Tom wheeled around, shouldered his gun, and dropped the singleton hen just as she crossed over the thick native grass and into the fringe of the hayed field behind me. It was a nice 30-yard shot... but I cracked the action on my gun and hustled to her landing spot, since the little bob didn't look like she would be DOA.
We were hunting singles from the fourth covey we had flushed that morning -- a hell of a tally in two hours on public WIHA in western Kansas. I had Dottie, my senior pointer on the ground, and Tom was running his young shorthair Sadie. Dottie has never been much of a dead hunter -- a fault that I might have corrected, but never did -- but she'll often point dead or wounded birds, which is good enough for me.
This bird was proving elusive. After tossing my hat on the ground to mark the spot, we broadened our search. At about that time, Dot went on point again, 15 or so yards from the last point we saw the bird. Bingo. Or not. After repeated kicks and sweeps of the thick native grass, we failed to recover the little bobwhite hen.

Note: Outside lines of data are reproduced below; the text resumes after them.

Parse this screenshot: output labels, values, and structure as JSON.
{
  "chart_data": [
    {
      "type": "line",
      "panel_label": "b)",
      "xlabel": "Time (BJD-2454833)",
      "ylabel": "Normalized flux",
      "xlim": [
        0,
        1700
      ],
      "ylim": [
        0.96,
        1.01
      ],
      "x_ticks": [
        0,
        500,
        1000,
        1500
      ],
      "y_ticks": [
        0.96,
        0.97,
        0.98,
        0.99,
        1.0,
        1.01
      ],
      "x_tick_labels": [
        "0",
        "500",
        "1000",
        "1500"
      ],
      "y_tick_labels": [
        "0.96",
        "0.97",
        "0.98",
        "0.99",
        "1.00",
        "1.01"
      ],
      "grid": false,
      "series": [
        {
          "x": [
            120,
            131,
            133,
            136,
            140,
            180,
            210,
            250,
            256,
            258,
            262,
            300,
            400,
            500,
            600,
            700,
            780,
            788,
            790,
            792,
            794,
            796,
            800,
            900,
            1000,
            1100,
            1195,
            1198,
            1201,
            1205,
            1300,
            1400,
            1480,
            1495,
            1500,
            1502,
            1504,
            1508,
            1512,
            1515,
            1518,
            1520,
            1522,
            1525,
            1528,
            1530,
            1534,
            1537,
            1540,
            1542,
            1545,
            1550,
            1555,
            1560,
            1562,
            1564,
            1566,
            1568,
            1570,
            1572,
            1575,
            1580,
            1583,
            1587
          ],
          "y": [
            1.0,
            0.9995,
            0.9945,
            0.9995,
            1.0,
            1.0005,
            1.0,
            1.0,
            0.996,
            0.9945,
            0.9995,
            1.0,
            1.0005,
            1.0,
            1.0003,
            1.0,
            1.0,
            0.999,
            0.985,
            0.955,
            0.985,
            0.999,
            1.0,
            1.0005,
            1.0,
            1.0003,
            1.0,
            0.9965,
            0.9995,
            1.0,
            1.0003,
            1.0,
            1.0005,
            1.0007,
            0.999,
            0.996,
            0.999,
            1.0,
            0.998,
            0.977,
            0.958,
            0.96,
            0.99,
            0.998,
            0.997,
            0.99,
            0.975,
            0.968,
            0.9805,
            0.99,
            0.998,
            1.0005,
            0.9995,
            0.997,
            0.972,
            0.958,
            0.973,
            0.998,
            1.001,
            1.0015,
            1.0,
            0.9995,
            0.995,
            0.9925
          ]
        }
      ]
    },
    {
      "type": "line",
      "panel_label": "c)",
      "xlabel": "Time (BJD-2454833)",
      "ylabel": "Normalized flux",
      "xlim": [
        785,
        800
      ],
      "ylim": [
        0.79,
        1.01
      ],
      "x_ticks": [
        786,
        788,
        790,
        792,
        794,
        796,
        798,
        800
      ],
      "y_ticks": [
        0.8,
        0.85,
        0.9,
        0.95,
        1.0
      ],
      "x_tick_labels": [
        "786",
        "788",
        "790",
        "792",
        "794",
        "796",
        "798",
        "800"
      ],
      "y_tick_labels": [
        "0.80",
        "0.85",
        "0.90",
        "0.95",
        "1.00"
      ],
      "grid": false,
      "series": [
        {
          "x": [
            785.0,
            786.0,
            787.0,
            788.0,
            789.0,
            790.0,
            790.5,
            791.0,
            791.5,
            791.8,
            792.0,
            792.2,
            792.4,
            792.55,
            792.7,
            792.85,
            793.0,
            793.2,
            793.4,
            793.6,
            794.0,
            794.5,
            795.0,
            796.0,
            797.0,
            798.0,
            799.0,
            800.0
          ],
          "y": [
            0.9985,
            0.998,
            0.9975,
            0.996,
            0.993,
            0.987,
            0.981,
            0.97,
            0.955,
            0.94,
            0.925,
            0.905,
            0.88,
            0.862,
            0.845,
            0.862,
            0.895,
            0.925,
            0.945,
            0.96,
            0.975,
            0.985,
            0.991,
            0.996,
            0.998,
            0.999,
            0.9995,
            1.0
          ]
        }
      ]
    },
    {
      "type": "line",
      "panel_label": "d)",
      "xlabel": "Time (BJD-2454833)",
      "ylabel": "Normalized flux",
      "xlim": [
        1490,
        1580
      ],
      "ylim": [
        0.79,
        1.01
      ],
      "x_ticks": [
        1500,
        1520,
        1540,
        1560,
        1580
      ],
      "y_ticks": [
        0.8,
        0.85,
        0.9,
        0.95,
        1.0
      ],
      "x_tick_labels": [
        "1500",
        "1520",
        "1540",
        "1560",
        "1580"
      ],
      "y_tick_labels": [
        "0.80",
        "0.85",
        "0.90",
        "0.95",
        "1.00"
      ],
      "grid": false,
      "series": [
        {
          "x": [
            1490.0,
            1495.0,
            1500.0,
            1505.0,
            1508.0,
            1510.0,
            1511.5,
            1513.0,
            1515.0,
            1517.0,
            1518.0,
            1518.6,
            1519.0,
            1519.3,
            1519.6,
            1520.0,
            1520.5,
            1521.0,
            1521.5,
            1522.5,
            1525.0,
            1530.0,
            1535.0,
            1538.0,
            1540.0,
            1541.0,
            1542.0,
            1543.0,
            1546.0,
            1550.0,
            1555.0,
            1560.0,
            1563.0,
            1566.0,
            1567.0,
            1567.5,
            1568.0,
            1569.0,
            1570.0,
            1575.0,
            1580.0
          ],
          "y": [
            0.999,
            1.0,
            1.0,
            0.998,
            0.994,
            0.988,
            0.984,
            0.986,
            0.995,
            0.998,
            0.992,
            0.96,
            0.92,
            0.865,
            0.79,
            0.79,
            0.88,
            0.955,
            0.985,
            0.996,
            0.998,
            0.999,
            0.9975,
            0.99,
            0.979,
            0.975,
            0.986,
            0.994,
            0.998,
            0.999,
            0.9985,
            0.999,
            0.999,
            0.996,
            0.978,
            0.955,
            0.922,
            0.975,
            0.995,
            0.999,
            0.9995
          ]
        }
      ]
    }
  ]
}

This process repeated itself a half dozen times over the next fifteen minutes, more or less backtracking over our original trail. We began assuming that this wasn't our wounded bird, but other singles that we had walked over. But again, no flushes. About that time, Tom said that he heard something rustling through the grass (being half-deaf, I had to take his word for it, but I had my doubts).
About one minute and 10 yards later, a wounded hen quail emerged from the thick grass, and Sadie quickly apprehended her. I marked the spot and measured it from where she went down -- 105 yards away (as the crow flies). The tracklog above shows my tracks (in yellow) and Dottie's tracks (in red), along with the downed and recovered locations.
That's pretty amazing to me. Pheasants will run your ass to the next county if they're wounded. And in the open country of West Texas, I've recovered bobs that were 40-50 yards from where they went down. And a wounded scalie can be a ticket to a track meet. But this was a bobwhite quail and this was thick, brushy grass along a creek in western Kansas. And in virtually any country, it's my experience that quail are more likely to find the nearest thick clump of grass or hole and hunker down.
Either way, it's an amazing testament to that little bird's will to live. So, question for the group: how uncommon is a 100-yard bobwhite quail find? Any amazing tales?